The campus consists of a main building and one stand-alone premise known as the Clevis Unit which has 29 beds and cares for those who have low dependencies in line with the social care model. The main building is made up of four units – Enniskerry/Kiltiernan (21 beds) and Kilgobbin/Tibradden (20 beds). Units are multi occupancy collectively referred to as ‘Nightingale Units’. The two other long term care units, Glencullen and Glencree have 27 beds each. In addition to the long term care stay units, there are also Djouce, a 10-bed unit, which is predominately used for respite care, and Woodview which is used for rehabilitation.

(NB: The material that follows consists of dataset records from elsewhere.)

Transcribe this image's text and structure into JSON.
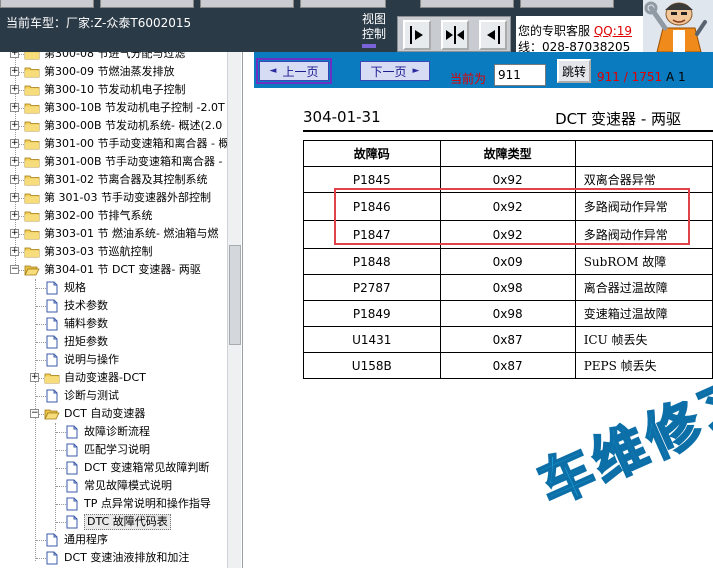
{
  "header": {
    "vehicle": "当前车型：厂家:Z-众泰T6002015",
    "view_control": [
      "视图",
      "控制"
    ],
    "contact_line1": "您的专职客服",
    "contact_qq": "QQ:19",
    "contact_line2": "线：028-87038205"
  },
  "tree": [
    {
      "label": "第300-08 节进气分配与过滤",
      "kind": "folder",
      "toggle": "+"
    },
    {
      "label": "第300-09 节燃油蒸发排放",
      "kind": "folder",
      "toggle": "+"
    },
    {
      "label": "第300-10 节发动机电子控制",
      "kind": "folder",
      "toggle": "+"
    },
    {
      "label": "第300-10B 节发动机电子控制 -2.0T",
      "kind": "folder",
      "toggle": "+"
    },
    {
      "label": "第300-00B 节发动机系统- 概述(2.0",
      "kind": "folder",
      "toggle": "+"
    },
    {
      "label": "第301-00 节手动变速箱和离合器 - 概",
      "kind": "folder",
      "toggle": "+"
    },
    {
      "label": "第301-00B 节手动变速箱和离合器 -",
      "kind": "folder",
      "toggle": "+"
    },
    {
      "label": "第301-02 节离合器及其控制系统",
      "kind": "folder",
      "toggle": "+"
    },
    {
      "label": "第 301-03 节手动变速器外部控制",
      "kind": "folder",
      "toggle": "+"
    },
    {
      "label": "第302-00 节排气系统",
      "kind": "folder",
      "toggle": "+"
    },
    {
      "label": "第303-01 节 燃油系统- 燃油箱与燃",
      "kind": "folder",
      "toggle": "+"
    },
    {
      "label": "第303-03 节巡航控制",
      "kind": "folder",
      "toggle": "+"
    },
    {
      "label": "第304-01 节 DCT 变速器- 两驱",
      "kind": "folder-open",
      "toggle": "−"
    },
    {
      "label": "规格",
      "kind": "doc"
    },
    {
      "label": "技术参数",
      "kind": "doc"
    },
    {
      "label": "辅料参数",
      "kind": "doc"
    },
    {
      "label": "扭矩参数",
      "kind": "doc"
    },
    {
      "label": "说明与操作",
      "kind": "doc"
    },
    {
      "label": "自动变速器-DCT",
      "kind": "folder",
      "toggle": "+"
    },
    {
      "label": "诊断与测试",
      "kind": "doc"
    },
    {
      "label": "DCT 自动变速器",
      "kind": "folder-open",
      "toggle": "−"
    },
    {
      "label": "故障诊断流程",
      "kind": "doc"
    },
    {
      "label": "匹配学习说明",
      "kind": "doc"
    },
    {
      "label": "DCT 变速箱常见故障判断",
      "kind": "doc"
    },
    {
      "label": "常见故障模式说明",
      "kind": "doc"
    },
    {
      "label": "TP 点异常说明和操作指导",
      "kind": "doc"
    },
    {
      "label": "DTC 故障代码表",
      "kind": "doc",
      "selected": true
    },
    {
      "label": "通用程序",
      "kind": "doc"
    },
    {
      "label": "DCT 变速油液排放和加注",
      "kind": "doc"
    }
  ],
  "nav": {
    "prev": "上一页",
    "next": "下一页",
    "current_label": "当前为",
    "page_value": "911",
    "jump": "跳转",
    "page_count": "911 / 1751",
    "page_suffix": "A 1"
  },
  "document": {
    "code": "304-01-31",
    "title": "DCT 变速器 - 两驱",
    "columns": [
      "故障码",
      "故障类型",
      ""
    ],
    "rows": [
      [
        "P1845",
        "0x92",
        "双离合器异常"
      ],
      [
        "P1846",
        "0x92",
        "多路阀动作异常"
      ],
      [
        "P1847",
        "0x92",
        "多路阀动作异常"
      ],
      [
        "P1848",
        "0x09",
        "SubROM 故障"
      ],
      [
        "P2787",
        "0x98",
        "离合器过温故障"
      ],
      [
        "P1849",
        "0x98",
        "变速箱过温故障"
      ],
      [
        "U1431",
        "0x87",
        "ICU 帧丢失"
      ],
      [
        "U158B",
        "0x87",
        "PEPS 帧丢失"
      ]
    ],
    "watermark": "车维修习"
  },
  "colors": {
    "header_bg": "#2b3a47",
    "nav_bg": "#0a7bbf",
    "highlight": "#e0424a",
    "accent_red": "#e00000",
    "watermark": "#1fa8e0"
  }
}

*Adrian Ahern is the Director of Nursing/Person in Charge of Leopardstown Park Hospital, Dublin.  He is a qualified psychiatric and general nurse and Addiction Counsellor.  He has held a wide range of management roles in the HSE, including Local Administrator for Offaly Community Services, Administrator for St. Fintan’s Hospital Portlaoise and its community services, Manager, East Galway Mental Health and Older Peoples Services, General Manager of Mental Health Services including the regional CAMHS range of services and units, Complaints Officer under the Health Acts and Authorised Officer under the Mental Health Acts. He has lectured on Strategic Management at Athlone Institute of Technology, is  a Council member of the Health Management Institute of Ireland and was the Irish nominee to the European Association of Health Managers, Mental Health Committee. In addition to his nursing qualifications he has a Diploma in Health Services Management, Certificate in Health Sector Economics, B.Sc. Econ., M.A. Health Care Management.

Katja Savolainen qualified as a nurse at Karolinska Institute in Sweden. In 2016 she completed her MSc in gerontological Nursing at Trinity College Dublin with a thesis on advance care planning in long-term care and is currently undertaking a Doctorate of Nursing in Trinity College Dublin where the research focus is on human rights of older people in long term care.